Morneau feels that the government’s VC investments leveraged with private capital is the way to go, without further complications of the tax system like breaks for certain startups.
“We want to have an efficient tax system that is less complex and have our resources focused on the place where we can have a direct impact on the companies’ success, which is what we’re doing through VC, and through working with the private sector on later-stage backing,” Morneau said.
Very few details are available at this stage for Canada’s upcoming IP strategy. By some measures, Canada’s IP regime strength lags its peers, and despite being a “high-income economy,” according to the Global Intellectual Property Centre (GIPC), it ranks closer to middle-income economies instead of the United States and United Kingdom.
In a March 17 Globe and Mail editorial, Jim Balsillie, former co-CEO of BlackBerry, criticized the government for not focusing sufficient efforts to improve Canada’s IP strength.
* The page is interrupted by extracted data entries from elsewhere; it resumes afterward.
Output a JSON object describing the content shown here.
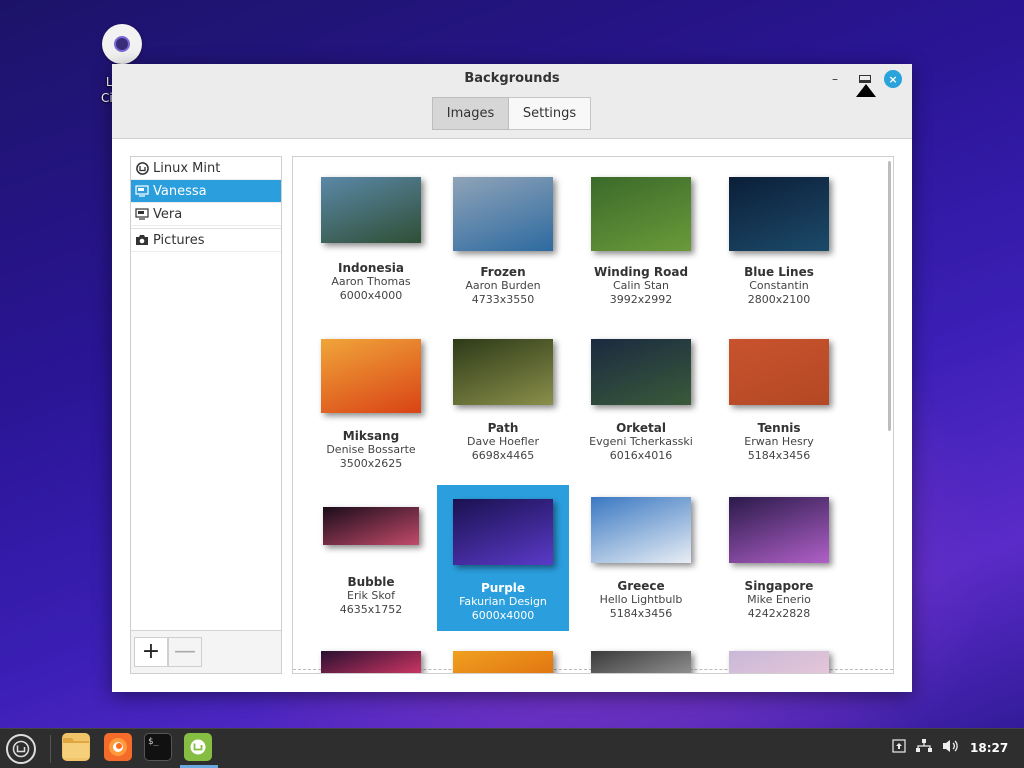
{
  "desktop": {
    "icon_label_line1": "Linux",
    "icon_label_line2": "Cinnan"
  },
  "window": {
    "title": "Backgrounds",
    "minimize": "–",
    "close": "×",
    "tabs": [
      {
        "label": "Images",
        "active": true
      },
      {
        "label": "Settings",
        "active": false
      }
    ]
  },
  "sidebar": {
    "items": [
      {
        "label": "Linux Mint",
        "icon": "mint-icon",
        "selected": false
      },
      {
        "label": "Vanessa",
        "icon": "monitor-icon",
        "selected": true
      },
      {
        "label": "Vera",
        "icon": "monitor-icon",
        "selected": false
      },
      {
        "label": "Pictures",
        "icon": "camera-icon",
        "selected": false
      }
    ],
    "add_label": "+",
    "remove_label": "—"
  },
  "gallery": {
    "items": [
      {
        "name": "Indonesia",
        "author": "Aaron Thomas",
        "size": "6000x4000",
        "colors": [
          "#5b88a8",
          "#2f4f35"
        ]
      },
      {
        "name": "Frozen",
        "author": "Aaron Burden",
        "size": "4733x3550",
        "colors": [
          "#8fa3b8",
          "#2d6aa0"
        ]
      },
      {
        "name": "Winding Road",
        "author": "Calin Stan",
        "size": "3992x2992",
        "colors": [
          "#3a6a2a",
          "#6b9a3a"
        ]
      },
      {
        "name": "Blue Lines",
        "author": "Constantin",
        "size": "2800x2100",
        "colors": [
          "#0b1e38",
          "#1c4a6a"
        ]
      },
      {
        "name": "Miksang",
        "author": "Denise Bossarte",
        "size": "3500x2625",
        "colors": [
          "#f0a53a",
          "#d94315"
        ]
      },
      {
        "name": "Path",
        "author": "Dave Hoefler",
        "size": "6698x4465",
        "colors": [
          "#2d3a18",
          "#8a8f4a"
        ]
      },
      {
        "name": "Orketal",
        "author": "Evgeni Tcherkasski",
        "size": "6016x4016",
        "colors": [
          "#1a2a40",
          "#3a5a3a"
        ]
      },
      {
        "name": "Tennis",
        "author": "Erwan Hesry",
        "size": "5184x3456",
        "colors": [
          "#c8532e",
          "#b44824"
        ]
      },
      {
        "name": "Bubble",
        "author": "Erik Skof",
        "size": "4635x1752",
        "colors": [
          "#1a0c1a",
          "#c24a6a"
        ]
      },
      {
        "name": "Purple",
        "author": "Fakurian Design",
        "size": "6000x4000",
        "colors": [
          "#1a1150",
          "#5a3ac8"
        ],
        "selected": true
      },
      {
        "name": "Greece",
        "author": "Hello Lightbulb",
        "size": "5184x3456",
        "colors": [
          "#3a78c2",
          "#e8eef5"
        ]
      },
      {
        "name": "Singapore",
        "author": "Mike Enerio",
        "size": "4242x2828",
        "colors": [
          "#2a1a4a",
          "#b060c8"
        ]
      },
      {
        "colors": [
          "#2a1030",
          "#e03a6a"
        ]
      },
      {
        "colors": [
          "#f0a020",
          "#e07010"
        ]
      },
      {
        "colors": [
          "#3a3a3a",
          "#9a9a9a"
        ]
      },
      {
        "colors": [
          "#c8b8d8",
          "#e8c8d8"
        ]
      }
    ]
  },
  "taskbar": {
    "clock": "18:27",
    "terminal_text": "$_"
  }
}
“Over the past 30 years, commercialization of intellectual property (IP) has been the primary driver of new wealth,” Balsillie wrote. He called IP the “most valuable corporate asset” and that it is critical in scaling up companies.
“We know that there’s more to do. We know that we need work on things like intellectual property to make sure that we have a regime that works in Canada,” Morneau said.
“The fact that they’ve actually put it [IP strategy] in the window as an issue shows that they recognize for many industries that it’s really important,” said Sulzenko.
“Having a very good IP regime is very pro-innovation, so I think it fits with the theme,” he said, adding that for some 25 years, governments have not paid enough attention to IP strategy.
Having concluded the Comprehensive Economic and Trade Agreement (CETA) with the European Union should help strengthen Canada’s IP regime. According to the GIPC, it provides the promise of bringing “much of Canada’s national IP environment into the modern era and aligned with international best practices and other developed OECD economies.”
“When we’re a small country, we should be adopting the standard of the majors,” said Lee. “We should be adopting the American and European standard [for IP].”
While Sulzenko and Lee are skeptical of some of the government’s innovation strategies, they praised the government for the Global Skills Strategy, announced last fall, which fast-tracks visas and work permits for talented internationals.
“There is a real recognition that if you invest in people, that’s much more important in the long term than investing in specific businesses,” Sulzenko said.